Escrito por: Equipe Bolso do Investidor
Data da publicação: 16 de novembro de 2025

Com quase 80 anos de história e mais de US$ 1,5 trilhão em ativos sob gestão, a Franklin Templeton consolidou-se como uma das maiores e mais tradicionais gestoras globais de recursos. Fundada nos Estados Unidos, a empresa atravessou diversas crises, ciclos de crédito e profundas transformações nos mercados internacionais — e atribui sua longevidade à capacidade de adaptação.
No Brasil, a gestora está presente desde o início dos anos 2000 e administra atualmente cerca de R$ 43 bilhões, combinando estratégias locais e internacionais em renda fixa, multimercados e ações. Em entrevista ao podcast Outliers, do InfoMoney, o head da Franklin Templeton no país, Marc Forster, reforçou que o futuro dos gestores dependerá diretamente de sua habilidade de se manterem relevantes em ciclos de mercado cada vez mais dinâmicos.
Segundo Forster, a sobrevivência de uma gestora ao longo de décadas depende de oferecer produtos que continuem fazendo sentido conforme o mercado muda. Ele explicou que essa flexibilidade se traduz em um modelo que combina crescimento orgânico com aquisições estratégicas — um movimento que tem marcado a trajetória global da Franklin Templeton.
Nos últimos anos, a companhia expandiu seu portfólio global de gestores especializados, conhecidos como Specialized Investment Managers (SIMs), com importantes aquisições no mercado de crédito, como BSP (2019), Alcentra (2022) e Pera (2024).
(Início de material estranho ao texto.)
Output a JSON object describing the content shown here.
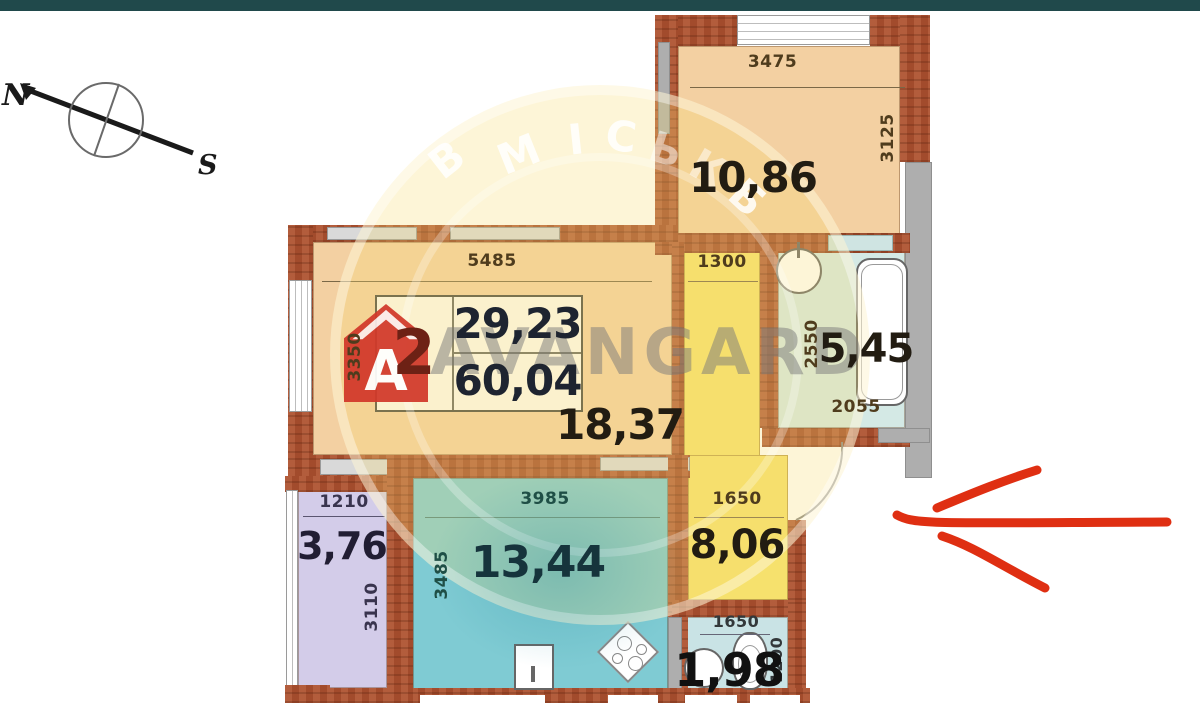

A meta, segundo ele, é manter uma oferta diversificada de estratégias, desde ativos líquidos — como money market — até fundos de private equity e crédito estruturado.
Hoje, a Franklin Templeton está presente em 34 países, atuando em praticamente todas as classes de ativos e atendendo investidores individuais e institucionais ao redor do mundo.
No Brasil, além da gestão local, o grupo conta com uma área dedicada à construção de portfólios customizados, voltada para investidores que desejam manter seus recursos no país, mas com acesso a estratégias internacionais.
Visão Bolso do Investidor
A mensagem de Marc Forster ressalta uma tendência central para o futuro da indústria de gestão: a necessidade de adaptação constante diante de mercados mais rápidos, voláteis e globalizados. Para investidores, isso reforça a importância de avaliar gestoras não apenas pelos resultados de curto prazo, mas por sua capacidade de inovar, diversificar estratégias e responder a ciclos econômicos distintos.
No cenário brasileiro, o fortalecimento de modelos híbridos — combinando gestão local com exposição internacional — tende a ganhar espaço, especialmente entre investidores que buscam diversificação e proteção diante de mudanças macroeconômicas. O caso da Franklin Templeton evidencia que relevância, no longo prazo, depende da habilidade de antecipar movimentos do mercado e manter portfólios alinhados às transformações globais.